La investigación pedagógica se mueve siempre en la relación plural, incierta, variable, tentativa y subjetiva de conectar acontecimientos y sentido educativo. Mirar la educación como experiencia no supone desvincularse del mundo en el que habitamos, sino lo contrario: no desvincular al mundo de quienes lo viven, de quienes lo vivimos, de quienes lo experimentamos, de quienes lo sostenemos o lo soportamos, de quienes lo sufrimos o lo gozamos, de quienes lo consentimos o lo discutimos, de quienes lo hacemos y lo padecemos. En cuanto que experiencia, consiste en adoptar un punto de vista desde el que mirar a la educación; un punto de vista que atraviesa lo subjetivo y lo objetivo, el dentro y el fuera, lo micro y lo macro. Y por encima de todo, es la adopción de una actitud: la de dejarse sorprender, la de abrirse a los interrogantes, la de atender y escuchar lo que la realidad nos muestra, la de explorar el sentido, los sentidos? y los sinsentidos de la experiencia, y de las condiciones en las que tales experiencias se experimentan.

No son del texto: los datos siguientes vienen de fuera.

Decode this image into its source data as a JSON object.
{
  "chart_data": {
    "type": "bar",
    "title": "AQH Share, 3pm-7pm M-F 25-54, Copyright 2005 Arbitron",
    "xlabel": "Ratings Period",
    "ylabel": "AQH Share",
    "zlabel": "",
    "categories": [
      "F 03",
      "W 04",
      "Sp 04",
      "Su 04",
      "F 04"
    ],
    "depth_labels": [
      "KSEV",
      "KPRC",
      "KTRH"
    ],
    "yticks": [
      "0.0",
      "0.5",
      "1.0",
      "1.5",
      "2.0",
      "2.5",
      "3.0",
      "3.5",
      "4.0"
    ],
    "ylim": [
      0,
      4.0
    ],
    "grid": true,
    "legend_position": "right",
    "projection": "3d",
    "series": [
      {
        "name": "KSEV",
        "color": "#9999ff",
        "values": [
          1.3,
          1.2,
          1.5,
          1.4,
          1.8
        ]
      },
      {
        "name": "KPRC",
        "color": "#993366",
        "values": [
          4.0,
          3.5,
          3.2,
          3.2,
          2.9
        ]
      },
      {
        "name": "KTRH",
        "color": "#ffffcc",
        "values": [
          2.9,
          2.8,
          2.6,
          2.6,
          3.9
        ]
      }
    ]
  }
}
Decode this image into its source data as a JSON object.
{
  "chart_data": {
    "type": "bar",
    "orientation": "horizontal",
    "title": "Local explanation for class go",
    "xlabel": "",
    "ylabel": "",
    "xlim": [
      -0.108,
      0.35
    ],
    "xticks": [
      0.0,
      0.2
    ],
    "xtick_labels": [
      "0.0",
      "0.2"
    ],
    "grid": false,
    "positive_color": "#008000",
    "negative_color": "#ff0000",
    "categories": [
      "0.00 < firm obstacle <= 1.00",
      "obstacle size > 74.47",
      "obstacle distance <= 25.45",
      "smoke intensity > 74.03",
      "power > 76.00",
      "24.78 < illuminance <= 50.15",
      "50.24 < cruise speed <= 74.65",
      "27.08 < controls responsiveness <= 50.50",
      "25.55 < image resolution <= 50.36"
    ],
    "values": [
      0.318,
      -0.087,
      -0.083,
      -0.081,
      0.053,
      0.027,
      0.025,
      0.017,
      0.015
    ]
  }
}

La educación, como experiencia personal, subjetiva, desestabilizante, que depende siempre del encuentro real de las personas, no tiene suficiente con la investigación al modo de las ciencias sociales. Necesita el alimento y la inspiración de otras maneras de conocer, de preguntarse, de atender a la realidad. Por eso, necesitamos ampliar la propia noción de investigación más allá de los vínculos con el procesamiento del mundo empírico, para conectarla con la cuestión de cuál es el saber necesario de la educación.
Los autores pretenden expresar la relación entre experiencia y saber, recuperando la noción del saber de la experiencia, como aquel tipo de saber necesario en la educación, un saber que nace, como diría María Zambrano, de la sedimentación de la experiencia, aquel poso de lo vivido y pensado que actúa como guía e inspiración en el vivir.